Limitations & Future Work

  • Single base model: All experiments use Qwen2.5-VL-7B. Effectiveness on larger models (72B+) or different architectures remains unvalidated.
  • Manually defined capability partitions: Data-PRPO's capability_uid requires predefined capability categories; automatic capability partition discovery is a promising direction for improvement.
  • Sensitivity of reward dimension weights \(\lambda_k\): The paper does not thoroughly discuss weight sensitivity. Adaptive adjustment of dimension weights (e.g., based on per-dimension convergence rates) may yield further gains.
  • Chart domain only: Although PRPO's parallel optimization idea is general, experiments are limited to charts — validation in general multi-task VLM training is warranted.
  • vs.
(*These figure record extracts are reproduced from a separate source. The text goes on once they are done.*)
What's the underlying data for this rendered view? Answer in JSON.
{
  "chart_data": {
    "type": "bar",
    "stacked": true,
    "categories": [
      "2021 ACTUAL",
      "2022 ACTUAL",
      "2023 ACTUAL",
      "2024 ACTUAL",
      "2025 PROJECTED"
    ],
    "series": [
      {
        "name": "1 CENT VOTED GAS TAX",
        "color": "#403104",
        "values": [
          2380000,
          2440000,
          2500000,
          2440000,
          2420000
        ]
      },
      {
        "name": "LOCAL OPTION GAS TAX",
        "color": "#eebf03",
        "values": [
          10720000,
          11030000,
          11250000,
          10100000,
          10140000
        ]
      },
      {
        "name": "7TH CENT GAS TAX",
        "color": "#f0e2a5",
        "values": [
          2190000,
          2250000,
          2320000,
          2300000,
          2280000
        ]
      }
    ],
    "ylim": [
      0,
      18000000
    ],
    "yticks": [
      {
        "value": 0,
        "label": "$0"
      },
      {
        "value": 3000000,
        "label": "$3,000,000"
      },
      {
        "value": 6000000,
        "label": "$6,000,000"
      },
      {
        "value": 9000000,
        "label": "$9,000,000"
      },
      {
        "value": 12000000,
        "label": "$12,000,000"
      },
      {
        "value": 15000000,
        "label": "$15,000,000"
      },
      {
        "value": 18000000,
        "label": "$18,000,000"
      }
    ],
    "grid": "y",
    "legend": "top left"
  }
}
GRPO/DAPO: GRPO uses group-level normalization but a single reward scalar. DAPO addresses entropy collapse but does not handle multi-dimensional conflicts. PRPO's key addition is "two-level parallelism" — across dimensions and data types.
  • vs. ChartReasoner: ChartReasoner applies SFT+GRPO for structured reasoning. PRPO does not modify the reasoning structure, only the optimization strategy — making it more lightweight and general.
  • vs. PPO/DPO: PPO requires an additional value model; DPO avoids the reward model but does not naturally accommodate multi-dimensional rewards. PRPO natively supports multiple dimensions within the GRPO framework.

Rating

  • Novelty: ⭐⭐⭐⭐ Dual innovation of parallel decoupled training + error injection evaluation, though Reward-PRPO is essentially standard multi-objective optimization decomposition.
  • Experimental Thoroughness: ⭐⭐⭐⭐ Dual validation on MCDR-Bench + ChartQAPRO with comprehensive comparisons to proprietary and open-source models, but lacks experiments on additional base models.
  • Writing Quality: ⭐⭐⭐⭐ Problem analysis is clear and mathematical derivations are rigorous, though Sections 3–4 are slightly redundant in structure.
  • Value: ⭐⭐⭐⭐ PRPO's parallel optimization idea offers general reference value for multi-dimensional RLHF training; MCDR-Bench fills the evaluation gap for chart deep research.